Thursday, 19 April 2007

Neptune and Mars in a square: Piazza del Popolo, Rome



Giuseppe Valadier’s intervention in Piazza del Popolo was initiated in 1794 when as a young architect he presented a project for the piazza’s redefinition to Pope Pius VI, and its effective militarisation by the erection of paired colonnaded barracks. With the French occupation of Rome in 1798 the architect redesigned his project as an urban garden space, associated with an adjacent public garden on the Pincian Hill, and introduced a cross axis centred on the obelisk placed there by Sixtus V. The elliptical garden space which was thus defined had its Roman origins in Bernini’s work at Piazza San Pietro but transformed for the neoclassical taste, and perhaps also the more recent example of Prato della Valle in Padua.
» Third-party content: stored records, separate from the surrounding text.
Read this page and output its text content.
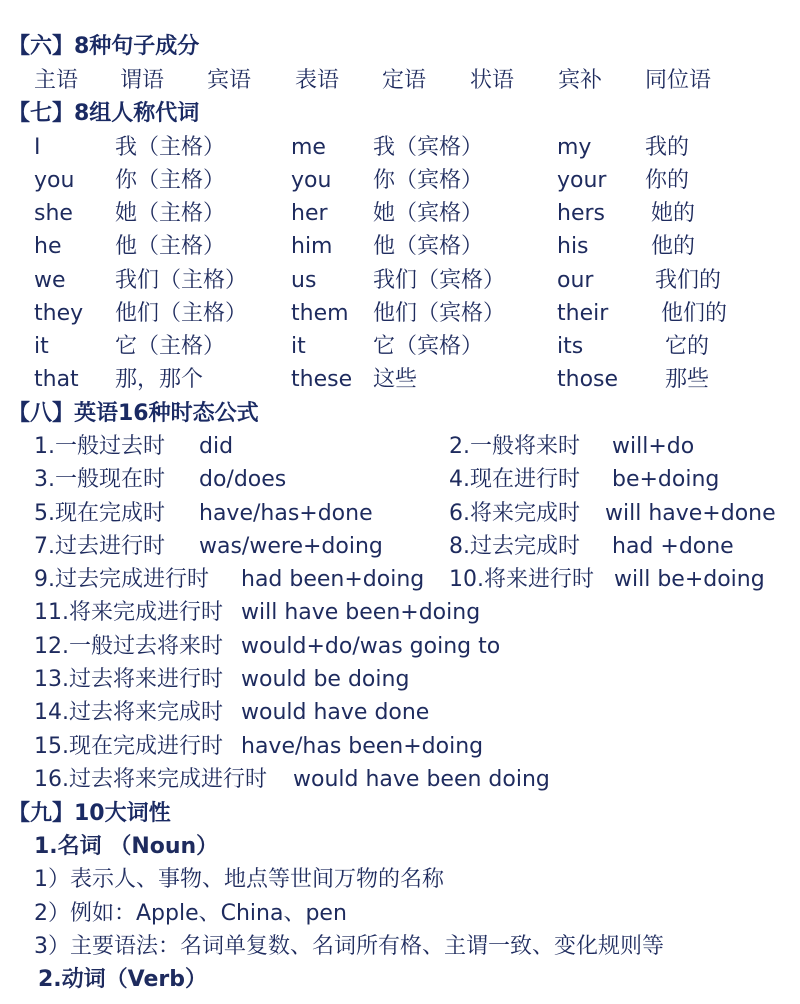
【六】8种句子成分
主语 谓语 宾语 表语 定语 状语 宾补 同位语
【七】8组人称代词
I	我（主格）	me 我（宾格）	my 我的
you 你（主格）	you 你（宾格）	your 你的
she 她（主格）	her 她（宾格）	hers 她的
he 他（主格）	him 他（宾格）	his	他的
we 我们（主格） us	我们（宾格） our	我们的
they 他们（主格） them 他们（宾格） their 他们的
it	它（主格）	it	它（宾格）	its	它的
that 那，那个	these 这些	those 那些
【八】英语16种时态公式
1.一般过去时 did	2.一般将来时 will+do
3.一般现在时 do/does	4.现在进行时 be+doing
5.现在完成时 have/has+done	6.将来完成时 will have+done
7.过去进行时 was/were+doing	8.过去完成时 had +done
9.过去完成进行时 had been+doing 10.将来进行时 will be+doing
11.将来完成进行时 will have been+doing
12.一般过去将来时 would+do/was going to
13.过去将来进行时 would be doing
14.过去将来完成时 would have done
15.现在完成进行时 have/has been+doing
16.过去将来完成进行时 would have been doing
【九】10大词性
1.名词 （Noun）
1）表示人、事物、地点等世间万物的名称
2）例如：Apple、China、pen
3）主要语法：名词单复数、名词所有格、主谓一致、变化规则等
2.动词（Verb）
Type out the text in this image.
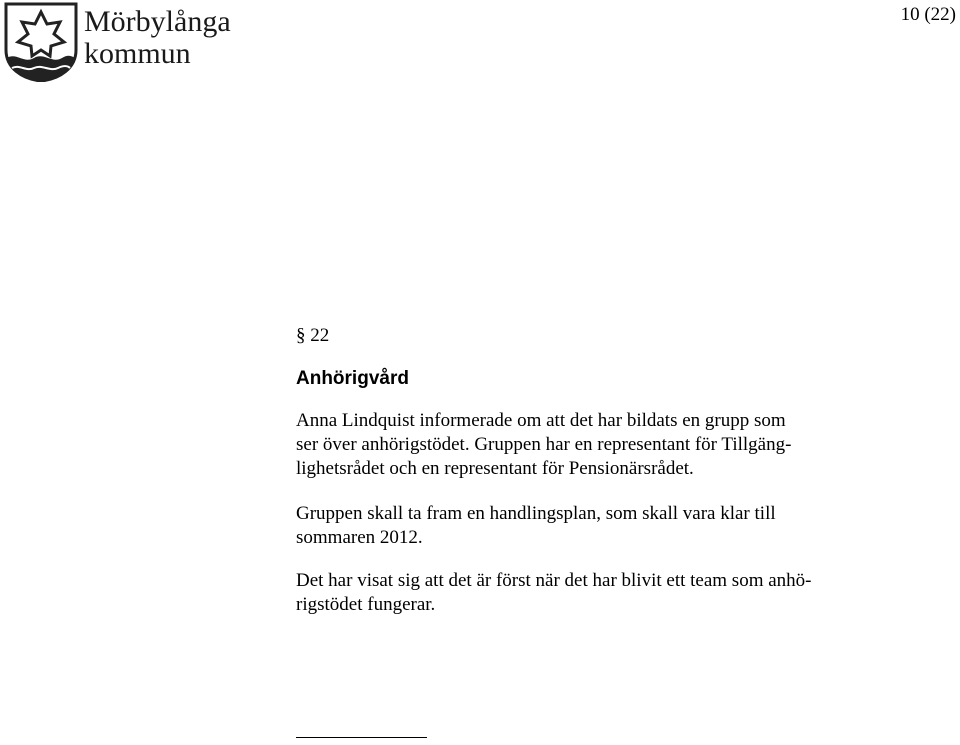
Mörbylånga
kommun
10 (22)
§ 22
Anhörigvård

Anna Lindquist informerade om att det har bildats en grupp som
ser över anhörigstödet. Gruppen har en representant för Tillgäng-
lighetsrådet och en representant för Pensionärsrådet.

Gruppen skall ta fram en handlingsplan, som skall vara klar till
sommaren 2012.

Det har visat sig att det är först när det har blivit ett team som anhö-
rigstödet fungerar.
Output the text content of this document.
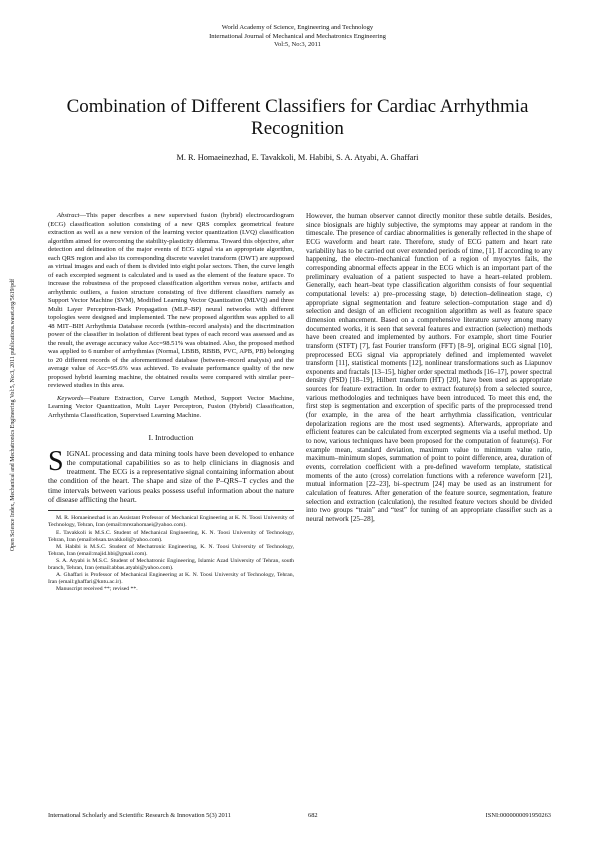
World Academy of Science, Engineering and Technology
International Journal of Mechanical and Mechatronics Engineering
Vol:5, No:3, 2011
Combination of Different Classifiers for Cardiac Arrhythmia Recognition
M. R. Homaeinezhad, E. Tavakkoli, M. Habibi, S. A. Atyabi, A. Ghaffari
Open Science Index, Mechanical and Mechatronics Engineering Vol:5, No:3, 2011 publications.waset.org/5619/pdf

Abstract—This paper describes a new supervised fusion (hybrid) electrocardiogram (ECG) classification solution consisting of a new QRS complex geometrical feature extraction as well as a new version of the learning vector quantization (LVQ) classification algorithm aimed for overcoming the stability-plasticity dilemma. Toward this objective, after detection and delineation of the major events of ECG signal via an appropriate algorithm, each QRS region and also its corresponding discrete wavelet transform (DWT) are supposed as virtual images and each of them is divided into eight polar sectors. Then, the curve length of each excerpted segment is calculated and is used as the element of the feature space. To increase the robustness of the proposed classification algorithm versus noise, artifacts and arrhythmic outliers, a fusion structure consisting of five different classifiers namely as Support Vector Machine (SVM), Modified Learning Vector Quantization (MLVQ) and three Multi Layer Perceptron-Back Propagation (MLP–BP) neural networks with different topologies were designed and implemented. The new proposed algorithm was applied to all 48 MIT–BIH Arrhythmia Database records (within–record analysis) and the discrimination power of the classifier in isolation of different beat types of each record was assessed and as the result, the average accuracy value Acc=98.51% was obtained. Also, the proposed method was applied to 6 number of arrhythmias (Normal, LBBB, RBBB, PVC, APB, PB) belonging to 20 different records of the aforementioned database (between–record analysis) and the average value of Acc=95.6% was achieved. To evaluate performance quality of the new proposed hybrid learning machine, the obtained results were compared with similar peer–reviewed studies in this area.

Keywords—Feature Extraction, Curve Length Method, Support Vector Machine, Learning Vector Quantization, Multi Layer Perceptron, Fusion (Hybrid) Classification, Arrhythmia Classification, Supervised Learning Machine.

I. Introduction

SIGNAL processing and data mining tools have been developed to enhance the computational capabilities so as to help clinicians in diagnosis and treatment. The ECG is a representative signal containing information about the condition of the heart. The shape and size of the P–QRS–T cycles and the time intervals between various peaks possess useful information about the nature of disease afflicting the heart.

M. R. Homaeinezhad is an Assistant Professor of Mechanical Engineering at K. N. Toosi University of Technology, Tehran, Iran (email:mrezahomaei@yahoo.com).

E. Tavakkoli is M.S.C. Student of Mechanical Engineering, K. N. Toosi University of Technology, Tehran, Iran (email:ehsan.tavakkoli@yahoo.com).

M. Habibi is M.S.C. Student of Mechatronic Engineering, K. N. Toosi University of Technology, Tehran, Iran (email:majid.hbi@gmail.com).

S. A. Atyabi is M.S.C. Student of Mechatronic Engineering, Islamic Azad University of Tehran, south branch, Tehran, Iran (email:abbas.atyabi@yahoo.com).

A. Ghaffari is Professor of Mechanical Engineering at K. N. Toosi University of Technology, Tehran, Iran (email:ghaffari@kntu.ac.ir).

Manuscript received **; revised **.

However, the human observer cannot directly monitor these subtle details. Besides, since biosignals are highly subjective, the symptoms may appear at random in the timescale. The presence of cardiac abnormalities is generally reflected in the shape of ECG waveform and heart rate. Therefore, study of ECG pattern and heart rate variability has to be carried out over extended periods of time, [1]. If according to any happening, the electro–mechanical function of a region of myocytes fails, the corresponding abnormal effects appear in the ECG which is an important part of the preliminary evaluation of a patient suspected to have a heart–related problem. Generally, each heart–beat type classification algorithm consists of four sequential computational levels: a) pre–processing stage, b) detection–delineation stage, c) appropriate signal segmentation and feature selection–computation stage and d) selection and design of an efficient recognition algorithm as well as feature space dimension enhancement. Based on a comprehensive literature survey among many documented works, it is seen that several features and extraction (selection) methods have been created and implemented by authors. For example, short time Fourier transform (STFT) [7], fast Fourier transform (FFT) [8–9], original ECG signal [10], preprocessed ECG signal via appropriately defined and implemented wavelet transform [11], statistical moments [12], nonlinear transformations such as Liapunov exponents and fractals [13–15], higher order spectral methods [16–17], power spectral density (PSD) [18–19], Hilbert transform (HT) [20], have been used as appropriate sources for feature extraction. In order to extract feature(s) from a selected source, various methodologies and techniques have been introduced. To meet this end, the first step is segmentation and excerption of specific parts of the preprocessed trend (for example, in the area of the heart arrhythmia classification, ventricular depolarization regions are the most used segments). Afterwards, appropriate and efficient features can be calculated from excerpted segments via a useful method. Up to now, various techniques have been proposed for the computation of feature(s). For example mean, standard deviation, maximum value to minimum value ratio, maximum–minimum slopes, summation of point to point difference, area, duration of events, correlation coefficient with a pre-defined waveform template, statistical moments of the auto (cross) correlation functions with a reference waveform [21], mutual information [22–23], bi–spectrum [24] may be used as an instrument for calculation of features. After generation of the feature source, segmentation, feature selection and extraction (calculation), the resulted feature vectors should be divided into two groups “train” and “test” for tuning of an appropriate classifier such as a neural network [25–28],

International Scholarly and Scientific Research & Innovation 5(3) 2011	682	ISNI:0000000091950263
A series of transformations would follow as the urban character of the space was emphasised and the civil engineering difficulties associated with the hill were resolved. In the centre of the piazza the obelisk was given a new base and surrounded by fountains featuring ‘egyptian’ lions. Low screen walls, ornamented with sphinxes formed the hemicycles with a fountain of Neptune towards the Tiber, and a fountain of Mars backed by a series of terraces, rostral columns and cascades against the Pincian Hill. The culminating feature was a three arched loggia supporting the final terrace where an elevated view towards the dome of Saint Peter’s was provided, an entirely appropriate change of directional emphasis once Pius VII returned to the city following the abdication of Napoleon in 1814. The papal administration was content to continue with Valadier’s project, with four substantial building elements created in an animated neoclassical language, a new flank wall to the church of Santa Maria del Popolo and a small barracks building framing the view of the Porta del Popolo, and a pair of commercial buildings framing Rainaldi’s twin baroque churches. The archaeological taste is evidenced by the piling up of motifs, including the statuary, the placing of another obelisk on the summit of the Pincian Hill and the decorative panels of militaria (similar to those on the Aventine) set within a romantic landscape which is designed to contrast dramatically with its urban context. The eclectic architectural language favoured by Piranesi had found an expression on a civic scale.